The old west represents the brave pioneering spirit and the courage of convictions of settlers that met the challenges and transcended mere survival to enable America to achieve exceptional growth. The settling of the American west is replete with tales of leveraging the courage of making free choices for individual achievement. Thus, it seems fair to say that reliving our past often has the effect of pointing the way to an ever-brighter future. Might we be up to it?

What about courage in business? Are there corporate leaders today up to that elusive courage of convictions? Can we rely upon Mickey Mouse to deliver morally courageous messages given Disney’s knuckling under to the woke crowd? What sort of convictions did Coca Cola show over the Georgia voting rights act? What are the convictions of Meta’s Mark Zuckerberg? How about Amazon’s Jeff Bezos? Do they meet the high bar of courage? How do their convictions stack up in terms of moral strength and upon what are they based? Seems that we have a pandemic of corporate cowardice that gains function with each new hate-filled woke aberration. By comparison, the corporate barons of the old west like railroad and fur tycoon John Jacob Astor could hardly be placed on any moral high ground. The convictions of the unscrupulous Jay Gould of gold and railroad notoriety were hardly lily pure. Whom do we point to as holding the moral high ground?

Alas, there seems to be less a dearth of courage in America than a lack of convictions based upon high moral standards. For decades we’ve endured the uprooting of our nation’s core virtues. There’s been a fundamental erosion of respect evidenced in cancel culture and the cow-towing of spineless corporate executives to their ill-conceived threats. Do we hold out some level of hope with the likes of Elon Musk controlling Twitter? What are his convictions rooted in?

The courage of George Washington, Abraham Lincoln, and their contemporaries linger in the mists of our memory.

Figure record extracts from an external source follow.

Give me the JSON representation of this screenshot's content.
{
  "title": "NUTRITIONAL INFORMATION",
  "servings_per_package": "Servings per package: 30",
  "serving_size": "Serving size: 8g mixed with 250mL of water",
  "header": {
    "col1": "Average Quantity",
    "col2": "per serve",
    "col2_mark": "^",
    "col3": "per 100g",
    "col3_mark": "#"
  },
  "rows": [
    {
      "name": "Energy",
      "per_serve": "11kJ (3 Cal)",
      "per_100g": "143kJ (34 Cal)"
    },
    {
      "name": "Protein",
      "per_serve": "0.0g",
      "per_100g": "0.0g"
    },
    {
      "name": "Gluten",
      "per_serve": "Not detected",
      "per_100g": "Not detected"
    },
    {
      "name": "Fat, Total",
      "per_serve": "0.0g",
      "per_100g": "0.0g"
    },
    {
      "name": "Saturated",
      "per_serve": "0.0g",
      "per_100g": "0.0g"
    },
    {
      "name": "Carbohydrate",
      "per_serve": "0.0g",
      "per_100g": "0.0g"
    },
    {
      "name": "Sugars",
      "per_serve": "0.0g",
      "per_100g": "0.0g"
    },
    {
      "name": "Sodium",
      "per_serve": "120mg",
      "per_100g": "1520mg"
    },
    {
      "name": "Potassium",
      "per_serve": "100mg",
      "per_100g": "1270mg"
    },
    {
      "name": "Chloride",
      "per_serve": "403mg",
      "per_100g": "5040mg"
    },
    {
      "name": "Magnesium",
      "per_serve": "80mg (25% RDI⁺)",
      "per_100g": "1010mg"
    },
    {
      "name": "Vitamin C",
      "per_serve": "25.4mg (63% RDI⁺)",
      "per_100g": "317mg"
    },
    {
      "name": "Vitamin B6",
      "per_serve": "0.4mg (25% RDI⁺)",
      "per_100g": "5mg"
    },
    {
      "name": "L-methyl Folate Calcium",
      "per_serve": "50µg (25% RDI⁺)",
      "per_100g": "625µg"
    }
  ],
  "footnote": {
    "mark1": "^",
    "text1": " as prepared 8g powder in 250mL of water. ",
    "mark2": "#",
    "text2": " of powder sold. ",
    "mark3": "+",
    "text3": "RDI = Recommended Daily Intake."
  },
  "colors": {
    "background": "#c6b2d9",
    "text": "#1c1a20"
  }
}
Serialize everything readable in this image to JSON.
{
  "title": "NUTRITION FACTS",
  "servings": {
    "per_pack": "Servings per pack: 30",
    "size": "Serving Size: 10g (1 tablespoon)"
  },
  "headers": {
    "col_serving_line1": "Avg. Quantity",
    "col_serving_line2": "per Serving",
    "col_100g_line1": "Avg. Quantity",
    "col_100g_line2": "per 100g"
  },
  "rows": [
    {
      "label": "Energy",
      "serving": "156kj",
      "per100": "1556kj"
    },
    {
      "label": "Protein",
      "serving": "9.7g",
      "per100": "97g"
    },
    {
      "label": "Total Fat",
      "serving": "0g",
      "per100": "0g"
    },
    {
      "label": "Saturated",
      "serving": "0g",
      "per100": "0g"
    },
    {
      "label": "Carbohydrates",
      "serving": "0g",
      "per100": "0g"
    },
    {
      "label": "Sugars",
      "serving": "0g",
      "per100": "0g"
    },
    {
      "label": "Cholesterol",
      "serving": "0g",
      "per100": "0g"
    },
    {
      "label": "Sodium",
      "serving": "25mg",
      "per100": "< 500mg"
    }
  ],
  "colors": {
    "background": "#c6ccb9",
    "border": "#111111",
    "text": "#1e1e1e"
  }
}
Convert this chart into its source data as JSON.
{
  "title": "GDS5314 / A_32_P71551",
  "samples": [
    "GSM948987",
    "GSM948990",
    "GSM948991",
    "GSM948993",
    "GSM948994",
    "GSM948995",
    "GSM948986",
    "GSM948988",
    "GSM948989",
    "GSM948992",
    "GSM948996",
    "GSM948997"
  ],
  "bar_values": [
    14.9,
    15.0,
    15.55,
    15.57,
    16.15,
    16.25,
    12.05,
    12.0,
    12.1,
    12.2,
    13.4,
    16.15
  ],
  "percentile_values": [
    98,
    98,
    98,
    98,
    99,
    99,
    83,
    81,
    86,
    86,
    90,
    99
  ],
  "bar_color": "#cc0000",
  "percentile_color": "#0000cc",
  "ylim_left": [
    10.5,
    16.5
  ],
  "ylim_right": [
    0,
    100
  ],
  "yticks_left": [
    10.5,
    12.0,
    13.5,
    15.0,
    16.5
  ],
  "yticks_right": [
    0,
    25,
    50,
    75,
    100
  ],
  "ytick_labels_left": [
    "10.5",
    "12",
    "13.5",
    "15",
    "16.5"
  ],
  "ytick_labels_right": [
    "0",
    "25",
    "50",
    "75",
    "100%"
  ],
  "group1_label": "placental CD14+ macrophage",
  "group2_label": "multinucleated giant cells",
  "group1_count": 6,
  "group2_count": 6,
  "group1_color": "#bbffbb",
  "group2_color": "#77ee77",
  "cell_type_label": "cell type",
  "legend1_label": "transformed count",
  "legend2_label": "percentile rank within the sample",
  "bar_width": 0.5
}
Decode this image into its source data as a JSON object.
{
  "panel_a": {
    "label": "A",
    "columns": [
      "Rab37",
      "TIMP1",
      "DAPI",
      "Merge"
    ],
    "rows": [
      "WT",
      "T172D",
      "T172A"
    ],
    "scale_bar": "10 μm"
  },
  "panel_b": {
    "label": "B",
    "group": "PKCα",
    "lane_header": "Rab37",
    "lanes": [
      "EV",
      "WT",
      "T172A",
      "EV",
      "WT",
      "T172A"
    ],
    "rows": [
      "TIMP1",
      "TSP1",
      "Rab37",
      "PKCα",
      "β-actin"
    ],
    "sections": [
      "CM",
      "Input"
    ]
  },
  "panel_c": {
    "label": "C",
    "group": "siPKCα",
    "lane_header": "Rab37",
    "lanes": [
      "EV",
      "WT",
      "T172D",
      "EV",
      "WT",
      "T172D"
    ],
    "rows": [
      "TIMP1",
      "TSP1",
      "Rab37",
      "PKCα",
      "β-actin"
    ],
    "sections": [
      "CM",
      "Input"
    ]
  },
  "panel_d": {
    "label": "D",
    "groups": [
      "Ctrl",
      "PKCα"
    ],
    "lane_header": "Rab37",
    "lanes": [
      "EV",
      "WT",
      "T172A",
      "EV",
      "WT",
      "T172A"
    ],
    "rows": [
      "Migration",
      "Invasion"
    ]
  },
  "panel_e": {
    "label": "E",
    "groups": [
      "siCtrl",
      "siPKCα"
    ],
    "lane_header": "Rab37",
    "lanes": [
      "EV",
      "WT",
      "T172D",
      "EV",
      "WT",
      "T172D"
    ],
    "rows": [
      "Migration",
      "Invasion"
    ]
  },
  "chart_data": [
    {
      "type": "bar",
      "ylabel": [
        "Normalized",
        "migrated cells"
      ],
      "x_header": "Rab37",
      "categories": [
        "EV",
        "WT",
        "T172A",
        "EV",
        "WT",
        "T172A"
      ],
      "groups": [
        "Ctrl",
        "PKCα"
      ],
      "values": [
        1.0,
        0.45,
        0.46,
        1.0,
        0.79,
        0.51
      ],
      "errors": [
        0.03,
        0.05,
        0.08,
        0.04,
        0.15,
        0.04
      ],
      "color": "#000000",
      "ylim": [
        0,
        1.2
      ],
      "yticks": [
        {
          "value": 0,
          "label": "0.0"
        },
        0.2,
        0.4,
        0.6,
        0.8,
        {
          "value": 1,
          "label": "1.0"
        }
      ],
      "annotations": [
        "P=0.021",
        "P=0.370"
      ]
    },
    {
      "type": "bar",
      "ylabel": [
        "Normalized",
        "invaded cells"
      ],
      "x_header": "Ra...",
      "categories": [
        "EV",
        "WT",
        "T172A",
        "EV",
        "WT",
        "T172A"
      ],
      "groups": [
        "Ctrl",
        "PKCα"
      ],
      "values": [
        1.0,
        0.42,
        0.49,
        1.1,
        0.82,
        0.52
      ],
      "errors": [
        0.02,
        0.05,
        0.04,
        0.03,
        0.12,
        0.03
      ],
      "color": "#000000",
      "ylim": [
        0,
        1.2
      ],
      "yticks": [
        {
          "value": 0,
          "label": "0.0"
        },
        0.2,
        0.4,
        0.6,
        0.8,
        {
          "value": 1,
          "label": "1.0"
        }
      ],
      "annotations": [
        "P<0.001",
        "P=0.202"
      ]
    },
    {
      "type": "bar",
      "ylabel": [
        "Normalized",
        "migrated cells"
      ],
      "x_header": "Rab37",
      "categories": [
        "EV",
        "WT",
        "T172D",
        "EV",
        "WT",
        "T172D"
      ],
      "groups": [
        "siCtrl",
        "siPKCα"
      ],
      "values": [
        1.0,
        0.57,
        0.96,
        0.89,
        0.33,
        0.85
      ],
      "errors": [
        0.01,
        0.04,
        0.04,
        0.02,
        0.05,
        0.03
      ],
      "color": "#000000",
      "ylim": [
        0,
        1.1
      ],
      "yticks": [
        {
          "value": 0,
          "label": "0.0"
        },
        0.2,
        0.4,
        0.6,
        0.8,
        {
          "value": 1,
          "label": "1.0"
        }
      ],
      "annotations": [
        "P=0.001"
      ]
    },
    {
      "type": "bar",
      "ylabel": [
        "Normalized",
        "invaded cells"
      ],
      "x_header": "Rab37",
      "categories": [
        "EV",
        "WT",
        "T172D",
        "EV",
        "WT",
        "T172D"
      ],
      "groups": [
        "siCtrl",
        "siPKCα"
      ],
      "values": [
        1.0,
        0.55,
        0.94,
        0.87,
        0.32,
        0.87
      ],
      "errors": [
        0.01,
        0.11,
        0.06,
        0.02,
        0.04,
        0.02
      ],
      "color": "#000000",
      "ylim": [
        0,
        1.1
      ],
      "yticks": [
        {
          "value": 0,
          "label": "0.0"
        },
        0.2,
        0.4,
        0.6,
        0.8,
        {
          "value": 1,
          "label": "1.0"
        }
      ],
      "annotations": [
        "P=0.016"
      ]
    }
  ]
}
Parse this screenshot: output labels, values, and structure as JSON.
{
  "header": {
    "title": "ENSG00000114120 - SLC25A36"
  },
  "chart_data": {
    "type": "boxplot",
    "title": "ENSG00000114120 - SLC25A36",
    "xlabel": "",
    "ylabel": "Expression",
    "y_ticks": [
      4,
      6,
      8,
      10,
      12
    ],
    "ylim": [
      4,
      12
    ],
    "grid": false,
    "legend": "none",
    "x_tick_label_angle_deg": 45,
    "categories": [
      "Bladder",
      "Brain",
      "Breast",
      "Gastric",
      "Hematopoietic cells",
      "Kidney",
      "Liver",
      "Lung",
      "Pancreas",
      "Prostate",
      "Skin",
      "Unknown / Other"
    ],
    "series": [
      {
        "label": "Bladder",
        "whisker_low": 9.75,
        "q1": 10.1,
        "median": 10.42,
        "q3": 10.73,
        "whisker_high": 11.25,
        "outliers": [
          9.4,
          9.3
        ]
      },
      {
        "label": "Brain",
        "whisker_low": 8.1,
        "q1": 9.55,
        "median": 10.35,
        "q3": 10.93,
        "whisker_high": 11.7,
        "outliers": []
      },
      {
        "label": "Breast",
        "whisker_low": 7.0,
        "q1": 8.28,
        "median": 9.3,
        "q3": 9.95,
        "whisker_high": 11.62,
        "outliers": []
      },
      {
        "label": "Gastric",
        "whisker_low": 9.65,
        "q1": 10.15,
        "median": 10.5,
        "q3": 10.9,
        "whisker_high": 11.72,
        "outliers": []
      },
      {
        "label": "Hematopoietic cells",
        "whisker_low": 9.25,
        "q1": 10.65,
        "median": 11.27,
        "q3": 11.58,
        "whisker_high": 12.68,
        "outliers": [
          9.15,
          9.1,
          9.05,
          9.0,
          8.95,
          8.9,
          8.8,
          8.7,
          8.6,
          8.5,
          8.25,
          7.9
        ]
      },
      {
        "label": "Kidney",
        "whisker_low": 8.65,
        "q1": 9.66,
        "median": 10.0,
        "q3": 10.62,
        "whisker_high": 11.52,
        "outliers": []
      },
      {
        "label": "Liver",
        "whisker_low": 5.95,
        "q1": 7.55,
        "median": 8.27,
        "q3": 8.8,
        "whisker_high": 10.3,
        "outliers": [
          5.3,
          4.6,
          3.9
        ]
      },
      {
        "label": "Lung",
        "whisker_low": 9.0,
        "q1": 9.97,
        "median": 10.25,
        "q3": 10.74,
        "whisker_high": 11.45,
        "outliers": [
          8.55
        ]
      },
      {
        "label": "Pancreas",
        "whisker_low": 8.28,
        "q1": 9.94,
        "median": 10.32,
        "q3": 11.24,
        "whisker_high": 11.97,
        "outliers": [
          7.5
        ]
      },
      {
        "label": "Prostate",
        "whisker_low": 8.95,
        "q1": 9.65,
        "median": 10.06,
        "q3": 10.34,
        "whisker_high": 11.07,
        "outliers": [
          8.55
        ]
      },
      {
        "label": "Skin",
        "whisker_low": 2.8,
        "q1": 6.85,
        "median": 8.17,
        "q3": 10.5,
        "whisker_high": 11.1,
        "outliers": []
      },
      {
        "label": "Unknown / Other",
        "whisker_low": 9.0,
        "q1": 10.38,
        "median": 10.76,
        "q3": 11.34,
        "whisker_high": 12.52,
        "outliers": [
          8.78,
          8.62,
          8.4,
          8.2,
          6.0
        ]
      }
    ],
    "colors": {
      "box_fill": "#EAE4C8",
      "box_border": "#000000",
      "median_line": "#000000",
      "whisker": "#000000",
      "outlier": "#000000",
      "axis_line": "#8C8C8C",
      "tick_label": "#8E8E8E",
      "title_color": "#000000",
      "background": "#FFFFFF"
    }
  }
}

They were not moral paragons, yet by their example we hold high but mostly unfulfilled expectations of our nation’s business and government leaders.

From its beginnings, the United States has been rooted in the fundamental concept of freedom, especially freedom of opportunity. Freedom is essential to maintaining high moral convictions. We desperately need courageous leaders with those high moral convictions and the backbone to fight to preserve our freedoms. The lack of convictions of corporate America runs far deeper than boycotts or Congressional hearings might resolve. The raising of the moral and ethical bar underlying our nation begins with individual citizens evincing pride in our nation’s exceptionalism. It must encompass families, communities, education, media, corporations, and governments. Theodore Roosevelt once said, "To educate a man in mind and not in morals is to educate a menace to society." Folks must stand strong for the founding principles that enabled us to build a powerful nation over the past 240 years. Can such moral resolve of convictions among the citizens comprising our families and communities well up to capture the leaders of corporations and thence to government? Will it thus provide the strength to ward off woke aberrations and recapture the sort of courage of convictions rooted in the Godly morality upon which America was founded? Only when these questions are resolved will we salvage American courage from the ignominious amoral fate of becoming a relic of the past.

Meanwhile…M-I-C-K-E-Y M-O-U…Stop! Our nation’s future is at stake. Whether individual or business, we must strive for the courage of strong Godly moral convictions. By being exemplars of our own courage of such virtuous convictions; only then can we hold business and government accountable to the high standards we should expect and by which America will endure. How might we answer Lilith Lorraine’s question? Courage of convictions must not become an American relic. Carpe diem indeed.